Lorella M. Jones

Lorella M. Jones (1943-1995)

Lorella M. Jones
Lorella M. Jones

Lorella M. Jones, professor of physics and director of the Computer-based Education Research Laboratory (CERL) at the University of Illinois at Urbana-Champaign, died on February 9, 1995, at the age of 51.

Her research career in theoretical high-energy physics was focused on four key areas: Regge pole theory, phenomenological models of photomeson production, jet calculus in quantum chromodynamics (QCD), and use of Grassmann coordinates to describe internal symmetries.

Her predoctoral work, carried out under the guidance of Steven Frautschi at the California Institute of Technology, concerned the effects of kinematic suppression factors in Regge pole descriptions of scattering amplitudes. She pointed out important consequences of unequal mass kinematics that serve to weaken expected pole contributions and that create observable dips in cross sections. By use of crossing relations, she also demonstrated how bootstrapping trajectories could be ruled out in certain dual models of elastic processes.

After coming to Illinois, she explored photoproduction of excited mesons with H.W. Wyld. She investigated the reality of the A1 state through careful partial wave analysis of the reaction and confirmed the existence of that axial meson via the so-called Deck mechanism. This led her to work out the consequences of hadronic charm production through a "gluon fusion" model and to predict the main features of bound quark-antiquark production, particularly the energy dependence. A large review on the relevance and dominance of pion exchange followed.

Her next foray was in the realm of partons and QCD. In collaboration with Migneron and others, she was able to develop equations for the jet calculus of partons, where the effective propagators evolved down rather than up, as in the Altarelli-Parisi scheme. She subsequently simulated jets through Monte Carlo methods, showing how QCD cascades from quarks and gluons can, in principle, be distinguished. She further succeeded in classifying jets via the longitudinal correlations between hard particles emitted in the hadronic jets.

Finally, she became interested in the use of hidden Grassmann variables for understanding and classifying particle symmetries. In work with Delbourgo and White, she completely solved the anharmonic Grassmann oscillator, which is the fermionic analogue of the ordinary anharmonic oscillator. She went on to develop Dirac-like equations of motion, which included the Grassmann variables in a fundamental way, and obtained quantized mass spectra, demonstrating the usefulness of such ideas.
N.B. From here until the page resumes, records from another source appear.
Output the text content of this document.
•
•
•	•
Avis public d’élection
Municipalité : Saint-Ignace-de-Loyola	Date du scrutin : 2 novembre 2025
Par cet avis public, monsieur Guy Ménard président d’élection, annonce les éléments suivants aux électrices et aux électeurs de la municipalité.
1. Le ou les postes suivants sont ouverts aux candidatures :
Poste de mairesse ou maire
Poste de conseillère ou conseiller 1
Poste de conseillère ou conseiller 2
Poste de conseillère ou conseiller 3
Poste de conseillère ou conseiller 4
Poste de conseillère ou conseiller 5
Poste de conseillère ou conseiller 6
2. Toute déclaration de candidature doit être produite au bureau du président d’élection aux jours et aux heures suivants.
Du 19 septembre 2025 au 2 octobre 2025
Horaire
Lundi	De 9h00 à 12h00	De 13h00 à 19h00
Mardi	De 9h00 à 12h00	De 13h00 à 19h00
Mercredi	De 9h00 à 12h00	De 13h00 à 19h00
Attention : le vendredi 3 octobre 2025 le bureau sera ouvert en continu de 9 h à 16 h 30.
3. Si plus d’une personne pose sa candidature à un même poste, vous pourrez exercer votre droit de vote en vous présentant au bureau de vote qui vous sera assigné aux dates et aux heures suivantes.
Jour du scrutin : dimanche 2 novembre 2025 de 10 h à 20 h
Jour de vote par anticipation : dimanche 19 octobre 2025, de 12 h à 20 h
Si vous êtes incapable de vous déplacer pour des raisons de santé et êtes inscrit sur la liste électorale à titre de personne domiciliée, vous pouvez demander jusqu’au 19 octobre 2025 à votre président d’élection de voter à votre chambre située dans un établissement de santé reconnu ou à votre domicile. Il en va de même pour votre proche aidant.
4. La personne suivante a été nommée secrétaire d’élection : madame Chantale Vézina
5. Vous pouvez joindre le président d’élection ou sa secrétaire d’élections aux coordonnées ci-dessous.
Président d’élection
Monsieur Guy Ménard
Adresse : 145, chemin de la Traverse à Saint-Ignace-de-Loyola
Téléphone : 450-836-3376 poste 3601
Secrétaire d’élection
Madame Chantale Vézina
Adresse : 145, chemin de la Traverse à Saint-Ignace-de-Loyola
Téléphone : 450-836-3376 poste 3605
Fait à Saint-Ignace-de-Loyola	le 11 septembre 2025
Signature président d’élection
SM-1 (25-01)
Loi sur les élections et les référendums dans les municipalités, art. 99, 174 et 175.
Professor Jones was a dedicated and innovative teacher who was particularly interested in the application of computers to physics education. In 1985, she pioneered the use of computerized quizzes for a large elementary physics course at Illinois, one of the earliest developments of its kind, nationwide. Recently, she collaborated in the development of computer lessons, incorporating digitized video of lecture demonstrations. She also initiated a project to develop materials and curricula to introduce physics in the local elementary schools.

In addition to her work in physics, Professor Jones was a gardener and kayak enthusiast. She spent hours at her garden plot in Meadowbrook Park south of Urbana, where she grew far more vegetables than she could consume, to the benefit and delight of students and colleagues. For many years she continued a family tradition and spent a summer month on her island in Lake Vermillion, near Lake of the Woods in northern Minnesota. Conversations in the fall were always enlivened by tales of life in the wilds, and techniques for rebuilding the dock and cabin.

Professor Jones was a true pioneer. Not only was she the first woman to attain tenure and a full professorship in physics at Illinois, but through her writings and talks, she championed the cause of women in physics. She served as an inspiration and role model for the generations of women physicists who followed her.